To the Editor of the Argus:

     I was much interested in the arguments of the men of Scarboro at Augusta yesterday, as to what the electric road could and would do for that ancient town.  It is somewhat curious that a town situated so near to a populous city of 15,000 inhabitants, as Greater Portland may be considered.  Should be dwindling in population and wealth, as the town has been doing as far as regards the strictly agricultural sections.  Tumble down and abandoned farm building are to be found in every part of the upper section of the town.  There is no town in the State that is richer in stirring and romantic historical associations that Scarboro, and none that by the variety of its scenery would attract more tourists or the wealthy urbanites, who seeks more room and purer air than is afforded by the congested confines of a great city.
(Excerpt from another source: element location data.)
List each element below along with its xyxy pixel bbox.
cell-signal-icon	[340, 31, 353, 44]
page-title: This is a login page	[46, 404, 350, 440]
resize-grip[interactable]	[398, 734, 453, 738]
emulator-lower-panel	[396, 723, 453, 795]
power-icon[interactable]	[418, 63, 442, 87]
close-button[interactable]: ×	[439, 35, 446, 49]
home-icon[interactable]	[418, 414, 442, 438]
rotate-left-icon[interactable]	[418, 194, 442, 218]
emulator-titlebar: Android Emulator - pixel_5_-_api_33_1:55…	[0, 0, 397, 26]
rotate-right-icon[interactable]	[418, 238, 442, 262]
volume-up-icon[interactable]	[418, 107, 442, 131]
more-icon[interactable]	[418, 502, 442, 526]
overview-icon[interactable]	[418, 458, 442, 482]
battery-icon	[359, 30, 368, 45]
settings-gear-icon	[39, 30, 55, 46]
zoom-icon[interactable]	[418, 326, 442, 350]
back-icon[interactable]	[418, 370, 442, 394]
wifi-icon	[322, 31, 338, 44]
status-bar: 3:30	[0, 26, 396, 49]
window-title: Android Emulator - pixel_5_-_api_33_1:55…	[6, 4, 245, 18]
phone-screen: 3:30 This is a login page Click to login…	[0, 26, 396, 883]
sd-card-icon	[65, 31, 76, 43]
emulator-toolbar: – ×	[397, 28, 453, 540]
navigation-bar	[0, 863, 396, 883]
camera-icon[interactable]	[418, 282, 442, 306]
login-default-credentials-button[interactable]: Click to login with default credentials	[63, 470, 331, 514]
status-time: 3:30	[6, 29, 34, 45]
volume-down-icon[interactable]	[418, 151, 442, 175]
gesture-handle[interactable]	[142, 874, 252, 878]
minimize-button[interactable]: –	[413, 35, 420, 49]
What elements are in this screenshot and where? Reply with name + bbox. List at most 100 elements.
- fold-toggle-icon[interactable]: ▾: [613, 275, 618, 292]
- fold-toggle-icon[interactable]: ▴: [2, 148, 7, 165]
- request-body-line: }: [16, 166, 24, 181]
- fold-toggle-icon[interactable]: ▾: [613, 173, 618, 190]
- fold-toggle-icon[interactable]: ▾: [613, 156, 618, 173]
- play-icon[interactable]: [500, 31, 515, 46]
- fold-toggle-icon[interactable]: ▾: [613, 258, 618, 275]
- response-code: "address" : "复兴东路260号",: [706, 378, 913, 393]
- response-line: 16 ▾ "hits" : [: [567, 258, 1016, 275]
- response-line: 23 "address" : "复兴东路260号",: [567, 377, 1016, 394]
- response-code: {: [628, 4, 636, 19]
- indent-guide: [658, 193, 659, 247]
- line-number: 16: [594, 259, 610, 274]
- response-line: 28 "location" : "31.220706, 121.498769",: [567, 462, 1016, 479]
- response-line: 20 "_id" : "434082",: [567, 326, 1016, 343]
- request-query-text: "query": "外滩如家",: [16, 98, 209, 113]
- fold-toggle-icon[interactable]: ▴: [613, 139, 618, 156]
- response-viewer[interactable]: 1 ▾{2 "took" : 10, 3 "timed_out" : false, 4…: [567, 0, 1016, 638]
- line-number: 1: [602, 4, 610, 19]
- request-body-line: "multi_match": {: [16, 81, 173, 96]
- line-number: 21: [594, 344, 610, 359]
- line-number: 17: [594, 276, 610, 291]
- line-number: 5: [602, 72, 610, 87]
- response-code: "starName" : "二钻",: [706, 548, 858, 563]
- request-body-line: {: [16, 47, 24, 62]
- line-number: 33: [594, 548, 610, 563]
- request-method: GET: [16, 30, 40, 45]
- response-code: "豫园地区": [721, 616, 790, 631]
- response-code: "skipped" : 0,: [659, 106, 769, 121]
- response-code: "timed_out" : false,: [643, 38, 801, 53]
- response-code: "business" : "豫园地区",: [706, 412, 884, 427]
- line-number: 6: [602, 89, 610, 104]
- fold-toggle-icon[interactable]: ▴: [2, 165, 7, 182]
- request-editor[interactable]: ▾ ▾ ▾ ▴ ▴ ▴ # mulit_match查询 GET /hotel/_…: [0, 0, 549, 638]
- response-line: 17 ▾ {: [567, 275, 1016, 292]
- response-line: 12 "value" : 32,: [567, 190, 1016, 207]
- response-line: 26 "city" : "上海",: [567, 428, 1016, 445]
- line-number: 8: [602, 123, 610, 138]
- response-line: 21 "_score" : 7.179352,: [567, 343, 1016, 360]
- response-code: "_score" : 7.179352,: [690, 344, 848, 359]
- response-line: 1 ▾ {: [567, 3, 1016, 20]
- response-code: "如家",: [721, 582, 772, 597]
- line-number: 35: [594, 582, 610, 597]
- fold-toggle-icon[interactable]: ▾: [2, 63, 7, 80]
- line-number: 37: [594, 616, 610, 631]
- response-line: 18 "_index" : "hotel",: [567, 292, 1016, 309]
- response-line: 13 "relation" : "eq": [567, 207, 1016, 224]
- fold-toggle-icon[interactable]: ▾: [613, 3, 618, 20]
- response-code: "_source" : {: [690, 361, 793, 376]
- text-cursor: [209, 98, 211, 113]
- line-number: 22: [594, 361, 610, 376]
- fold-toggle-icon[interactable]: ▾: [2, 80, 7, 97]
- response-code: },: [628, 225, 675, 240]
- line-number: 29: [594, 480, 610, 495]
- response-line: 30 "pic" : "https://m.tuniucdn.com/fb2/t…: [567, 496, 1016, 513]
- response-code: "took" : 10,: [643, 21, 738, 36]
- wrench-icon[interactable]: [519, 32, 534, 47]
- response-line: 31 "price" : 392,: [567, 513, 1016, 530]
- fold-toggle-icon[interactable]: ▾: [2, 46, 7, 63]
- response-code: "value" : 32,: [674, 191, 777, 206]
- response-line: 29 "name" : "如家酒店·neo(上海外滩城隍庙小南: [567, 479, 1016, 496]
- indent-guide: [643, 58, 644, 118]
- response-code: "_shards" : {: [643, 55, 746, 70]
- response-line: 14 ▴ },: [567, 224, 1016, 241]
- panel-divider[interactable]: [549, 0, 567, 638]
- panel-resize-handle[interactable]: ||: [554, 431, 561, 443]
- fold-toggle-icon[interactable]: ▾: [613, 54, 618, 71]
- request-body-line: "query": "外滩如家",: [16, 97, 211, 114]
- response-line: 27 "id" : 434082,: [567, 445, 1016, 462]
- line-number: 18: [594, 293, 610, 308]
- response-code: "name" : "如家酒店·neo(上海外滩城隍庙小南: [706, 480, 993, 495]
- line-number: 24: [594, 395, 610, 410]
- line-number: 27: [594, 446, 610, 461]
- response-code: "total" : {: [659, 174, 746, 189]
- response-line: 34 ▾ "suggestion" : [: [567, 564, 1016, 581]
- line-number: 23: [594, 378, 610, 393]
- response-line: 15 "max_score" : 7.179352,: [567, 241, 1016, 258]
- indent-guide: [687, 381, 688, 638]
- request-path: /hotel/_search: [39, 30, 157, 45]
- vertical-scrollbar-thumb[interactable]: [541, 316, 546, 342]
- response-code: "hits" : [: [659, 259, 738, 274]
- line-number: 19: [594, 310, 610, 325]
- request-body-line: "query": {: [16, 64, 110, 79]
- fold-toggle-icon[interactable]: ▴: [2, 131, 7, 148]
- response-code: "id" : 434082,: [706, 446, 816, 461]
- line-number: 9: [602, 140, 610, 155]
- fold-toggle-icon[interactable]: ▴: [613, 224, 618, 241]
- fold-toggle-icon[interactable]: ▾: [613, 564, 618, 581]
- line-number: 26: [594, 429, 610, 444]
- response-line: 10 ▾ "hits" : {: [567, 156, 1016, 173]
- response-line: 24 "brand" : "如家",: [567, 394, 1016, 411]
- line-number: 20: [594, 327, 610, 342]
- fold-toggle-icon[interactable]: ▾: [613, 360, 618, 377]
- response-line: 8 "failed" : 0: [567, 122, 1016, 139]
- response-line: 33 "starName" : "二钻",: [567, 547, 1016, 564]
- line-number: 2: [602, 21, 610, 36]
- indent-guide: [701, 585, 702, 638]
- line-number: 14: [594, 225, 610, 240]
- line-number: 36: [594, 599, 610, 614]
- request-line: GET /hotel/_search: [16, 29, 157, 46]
     The hills in upper Scarboro almost rise to the dignity of mountains, while the marshes along the coast, where once roamed the sanguinary* Squanto and his murderous myrmidons, afford a variety of scenery and land adapted for hunting and fishing that is unique and unlike other towns in the state.  To one who is familiar with the past glories Scarboro there is something pathetic in its present decay and almost desolation.

    I drove the other day through the village of Dunstan and it is hard to realize that ‘Sleepy Dunstan’ as it is sometimes referred to was once the rival of Portland in population and business, and was the birthplace of a president of Harvard College, a Senator of the United States and minister to England, a Congressman, the first Governor of the State, and judge of probate of the county for Twenty years, and other men who played an important and honorable part in the early history of the country during the colonial, revolutionary and earlier years of the last century.  The rural mail delivery system, electric roads when we shall soon have because it is right we should, will restore the ancient prestige and importance of Scarboro, and while I am second to no one in my respect for good preaching that calls sinners to repentance and good works in this present life.  I honesty believe that as a civilizer, by obliterating the distinction between the city and the country, the electric road and the Rural free delivery will do more good than all the sermons that were ever preached.

     Corbett declared more than a hundred years ago the London was a hideous wen upon the fair face of England, and our cities bid fair to rival London in kind, if not in degree, while many of our rural communities were moral, spiritual, political and intellectual decay reigns triumphant, present a picture as forbidding to the social philosopher as the abominations of city life.

     The electrics and the free delivery will hasten the time when there will be no city and no country, and who shall stand in the way of this consummation so devoutly to be wished for.  

W. H. McLaughlin

* involved in or causing much bloodshed

This is the transcription of a clipping from The Daily Eastern Argus newspaper, published in Portland.  The date is unknown. It predates the establishment of the Portland Railroad Company trolley service through Scarborough in 1903.  This editorial was written in response to those who opposed the trolley line.

Transcription by Rodney Laughton, November 2019.